A Louisiana court threw out key air quality permits for the massive, proposed Formosa Plastics facility in Lousisiana’s “Cancer Alley,” in a major victory for the community activists who have fought for years against the plant. The ruling comes just days after the Louisiana Department of Environmental Quality rejected a permit for a separate petrochemical plant in the area. The Formosa plant would have pumped 13.6 million tons of greenhouse gas pollution — about the equivalent of three-and-a-half coal plants — into the atmosphere each year.

“Stopping Formosa Plastics has been a fight for our lives, and today David has toppled Goliath,” said Sharon Lavigne, who founded the group Rise St. James in 2018 to fight plans for the plant. “The judge’s decision sends a message to polluters like Formosa that communities of color have a right to clean air, and we must not be sacrifice zones.”
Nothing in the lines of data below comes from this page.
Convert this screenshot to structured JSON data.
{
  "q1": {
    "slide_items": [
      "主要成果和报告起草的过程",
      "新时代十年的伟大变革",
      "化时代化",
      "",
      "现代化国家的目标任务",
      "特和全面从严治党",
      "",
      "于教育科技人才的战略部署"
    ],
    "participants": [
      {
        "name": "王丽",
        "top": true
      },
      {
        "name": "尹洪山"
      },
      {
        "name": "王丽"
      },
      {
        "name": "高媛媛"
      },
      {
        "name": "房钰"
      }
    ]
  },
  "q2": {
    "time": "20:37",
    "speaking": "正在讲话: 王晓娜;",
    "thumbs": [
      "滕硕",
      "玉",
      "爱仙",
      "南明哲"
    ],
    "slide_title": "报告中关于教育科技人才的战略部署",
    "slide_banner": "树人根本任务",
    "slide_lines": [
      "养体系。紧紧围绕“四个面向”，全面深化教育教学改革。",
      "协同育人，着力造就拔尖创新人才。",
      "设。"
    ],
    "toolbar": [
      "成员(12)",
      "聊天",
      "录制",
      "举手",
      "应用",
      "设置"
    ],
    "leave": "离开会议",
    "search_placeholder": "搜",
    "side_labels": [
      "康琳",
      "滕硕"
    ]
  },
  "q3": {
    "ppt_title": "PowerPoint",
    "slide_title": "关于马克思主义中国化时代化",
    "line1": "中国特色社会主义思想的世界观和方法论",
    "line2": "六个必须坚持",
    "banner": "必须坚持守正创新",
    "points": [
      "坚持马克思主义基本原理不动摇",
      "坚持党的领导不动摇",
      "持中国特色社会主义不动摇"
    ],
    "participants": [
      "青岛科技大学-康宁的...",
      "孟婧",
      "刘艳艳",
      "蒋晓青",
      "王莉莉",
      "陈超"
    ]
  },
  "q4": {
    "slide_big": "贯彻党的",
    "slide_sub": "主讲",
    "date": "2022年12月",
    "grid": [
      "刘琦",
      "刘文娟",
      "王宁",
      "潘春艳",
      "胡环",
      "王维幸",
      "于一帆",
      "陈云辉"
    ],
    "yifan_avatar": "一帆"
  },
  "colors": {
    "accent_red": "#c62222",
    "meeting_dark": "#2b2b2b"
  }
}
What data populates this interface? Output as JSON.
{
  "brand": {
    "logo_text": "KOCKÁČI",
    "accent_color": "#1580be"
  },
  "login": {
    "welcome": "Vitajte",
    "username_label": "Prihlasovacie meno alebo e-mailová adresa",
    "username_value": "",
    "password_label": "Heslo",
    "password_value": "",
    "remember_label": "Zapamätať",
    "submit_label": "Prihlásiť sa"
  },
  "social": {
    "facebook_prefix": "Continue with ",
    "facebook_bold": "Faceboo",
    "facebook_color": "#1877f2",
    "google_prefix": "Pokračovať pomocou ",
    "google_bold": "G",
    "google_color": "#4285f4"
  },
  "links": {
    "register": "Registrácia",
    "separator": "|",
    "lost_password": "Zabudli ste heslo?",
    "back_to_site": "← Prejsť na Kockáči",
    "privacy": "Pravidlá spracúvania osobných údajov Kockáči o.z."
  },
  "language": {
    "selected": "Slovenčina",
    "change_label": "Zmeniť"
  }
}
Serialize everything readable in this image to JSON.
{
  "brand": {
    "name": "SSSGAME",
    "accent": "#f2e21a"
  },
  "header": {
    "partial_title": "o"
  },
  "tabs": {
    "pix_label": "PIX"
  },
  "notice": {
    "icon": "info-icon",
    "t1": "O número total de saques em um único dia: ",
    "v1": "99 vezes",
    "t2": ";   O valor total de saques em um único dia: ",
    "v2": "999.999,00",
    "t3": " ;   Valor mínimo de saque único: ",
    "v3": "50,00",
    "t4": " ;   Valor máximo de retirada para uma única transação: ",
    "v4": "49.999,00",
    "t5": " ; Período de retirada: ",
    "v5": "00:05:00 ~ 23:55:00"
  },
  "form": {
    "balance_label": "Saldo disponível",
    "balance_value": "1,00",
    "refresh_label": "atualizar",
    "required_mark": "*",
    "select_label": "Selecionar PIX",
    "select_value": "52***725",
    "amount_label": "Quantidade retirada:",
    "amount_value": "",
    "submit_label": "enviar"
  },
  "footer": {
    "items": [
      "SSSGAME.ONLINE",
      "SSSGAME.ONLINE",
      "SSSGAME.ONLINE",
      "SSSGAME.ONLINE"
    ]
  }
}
LDEQ failed to properly review the full impact of the proposed facility, District Judge Trudy White ruled. “The blood, sweat and tears of [the advocates’] Ancestors is tied to the land,” she wrote, referring to the land once worked by enslaved people on plantations, emphasizing the agency “must take special care to consider the impact of climate-driven disasters fueled by greenhouse gases on environmental justice communities and their ability to recover” (emphasis original, page 31). (AP, Washington Post $, NOLA.com, WWNO, The Grio, E&E $, Environmental Health News, Reuters, New York Times $, NOLA.com)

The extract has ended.